Right. This is something people have been saying for a long time. My co-author Peter DiCola and I were able to do some economic modeling to test the hypothesis.
We figured out—song by song, sample by sample—how much it would cost to release each record. Sticking with the example of Paul's Boutique: there are about 2.5 million units sold of that record. Incidentally, a lot of the samples on Paul's Boutique actually were cleared—but they were cleared at a time, 1989, when the industry didn't really see the value of sampling yet, so the rates for copyright clearances were much lower. Today, the rates they'd have to pay would make it impossible. Based on the number and type of samples in that record, Peter figured out that Capitol Records would lose 20 million dollars on a record that sold 2.5 million units. Fear of a Black Planet is similar.
Artists who want to appropriate have one major tool in their defense: the doctrine of fair use. What kind of sampling falls under this protection?

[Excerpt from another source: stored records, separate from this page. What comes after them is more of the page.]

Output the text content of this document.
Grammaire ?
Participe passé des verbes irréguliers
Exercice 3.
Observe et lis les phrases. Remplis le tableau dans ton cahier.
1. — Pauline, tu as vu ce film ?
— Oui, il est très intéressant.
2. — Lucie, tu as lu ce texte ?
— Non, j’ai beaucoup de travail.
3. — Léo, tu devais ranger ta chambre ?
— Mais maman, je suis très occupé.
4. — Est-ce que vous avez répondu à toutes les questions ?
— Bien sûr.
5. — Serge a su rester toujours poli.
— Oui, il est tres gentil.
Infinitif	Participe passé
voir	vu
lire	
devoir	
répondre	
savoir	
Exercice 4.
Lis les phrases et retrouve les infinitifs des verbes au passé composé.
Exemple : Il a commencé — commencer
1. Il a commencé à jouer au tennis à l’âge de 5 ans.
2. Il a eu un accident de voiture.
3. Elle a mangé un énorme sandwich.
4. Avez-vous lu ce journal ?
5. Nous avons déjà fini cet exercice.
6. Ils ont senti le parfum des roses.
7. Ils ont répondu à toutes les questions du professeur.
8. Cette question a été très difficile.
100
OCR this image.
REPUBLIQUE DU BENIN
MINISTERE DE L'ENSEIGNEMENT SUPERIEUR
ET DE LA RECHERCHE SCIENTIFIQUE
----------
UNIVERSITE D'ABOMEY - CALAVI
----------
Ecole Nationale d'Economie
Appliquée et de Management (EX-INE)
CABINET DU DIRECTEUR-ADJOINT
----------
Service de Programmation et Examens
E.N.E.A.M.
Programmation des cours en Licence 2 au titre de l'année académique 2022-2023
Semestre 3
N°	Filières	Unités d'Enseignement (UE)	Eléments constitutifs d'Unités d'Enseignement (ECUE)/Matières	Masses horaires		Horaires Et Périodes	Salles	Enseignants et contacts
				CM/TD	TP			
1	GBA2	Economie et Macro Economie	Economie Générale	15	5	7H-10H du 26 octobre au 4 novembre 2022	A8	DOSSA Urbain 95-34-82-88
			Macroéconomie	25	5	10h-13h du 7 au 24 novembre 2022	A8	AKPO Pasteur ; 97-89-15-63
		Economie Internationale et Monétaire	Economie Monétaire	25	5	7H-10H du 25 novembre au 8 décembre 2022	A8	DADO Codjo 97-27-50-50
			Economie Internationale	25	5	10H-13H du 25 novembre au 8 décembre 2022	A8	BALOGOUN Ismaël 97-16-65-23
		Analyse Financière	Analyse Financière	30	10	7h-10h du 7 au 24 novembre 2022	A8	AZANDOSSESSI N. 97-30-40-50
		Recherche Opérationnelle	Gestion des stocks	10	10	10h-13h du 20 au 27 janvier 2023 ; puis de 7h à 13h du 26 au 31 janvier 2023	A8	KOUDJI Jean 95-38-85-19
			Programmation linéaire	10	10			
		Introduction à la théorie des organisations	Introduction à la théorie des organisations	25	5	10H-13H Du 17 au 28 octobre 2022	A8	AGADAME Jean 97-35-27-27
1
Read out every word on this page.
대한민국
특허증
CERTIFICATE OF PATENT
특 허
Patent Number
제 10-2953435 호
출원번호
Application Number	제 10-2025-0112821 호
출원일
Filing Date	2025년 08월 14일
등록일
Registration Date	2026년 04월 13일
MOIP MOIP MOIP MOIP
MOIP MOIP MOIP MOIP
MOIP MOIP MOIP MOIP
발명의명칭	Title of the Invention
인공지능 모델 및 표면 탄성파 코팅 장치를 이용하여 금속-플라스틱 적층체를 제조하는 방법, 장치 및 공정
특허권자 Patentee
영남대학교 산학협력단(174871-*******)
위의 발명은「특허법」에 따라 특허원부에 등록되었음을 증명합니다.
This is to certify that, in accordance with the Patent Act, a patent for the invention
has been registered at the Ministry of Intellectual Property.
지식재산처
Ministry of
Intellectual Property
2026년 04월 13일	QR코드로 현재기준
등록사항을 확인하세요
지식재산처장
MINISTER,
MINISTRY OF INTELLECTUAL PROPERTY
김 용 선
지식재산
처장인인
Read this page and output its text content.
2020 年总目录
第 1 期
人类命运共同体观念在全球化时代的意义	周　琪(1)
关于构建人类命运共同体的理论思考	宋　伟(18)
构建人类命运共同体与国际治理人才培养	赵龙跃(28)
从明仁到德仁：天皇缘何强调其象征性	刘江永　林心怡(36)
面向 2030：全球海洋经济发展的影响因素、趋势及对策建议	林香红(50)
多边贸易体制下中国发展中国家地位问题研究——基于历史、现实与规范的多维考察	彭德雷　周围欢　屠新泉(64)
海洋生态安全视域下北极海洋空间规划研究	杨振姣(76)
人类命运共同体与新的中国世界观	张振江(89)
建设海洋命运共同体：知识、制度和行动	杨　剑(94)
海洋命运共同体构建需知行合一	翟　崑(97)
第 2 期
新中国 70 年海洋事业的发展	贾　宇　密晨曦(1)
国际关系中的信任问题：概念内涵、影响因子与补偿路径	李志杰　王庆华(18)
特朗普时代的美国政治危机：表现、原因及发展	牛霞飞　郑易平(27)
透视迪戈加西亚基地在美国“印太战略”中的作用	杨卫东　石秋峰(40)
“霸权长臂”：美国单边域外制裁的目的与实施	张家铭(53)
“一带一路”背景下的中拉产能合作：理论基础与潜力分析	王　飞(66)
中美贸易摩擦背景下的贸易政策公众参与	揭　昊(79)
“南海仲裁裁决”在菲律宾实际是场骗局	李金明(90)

To determine between fair use and actual copyright infringement, judges and juries look at a variety of factors, such as: the length of the use, the purpose of the use, and more generally, whether the use is "transformative." A transformative use basically refers to a quotation in which you've changed the context, or altered the original sufficiently to transform it into something new. This concept has played an increasingly important role in fair use decisions of the past 20 years by courts.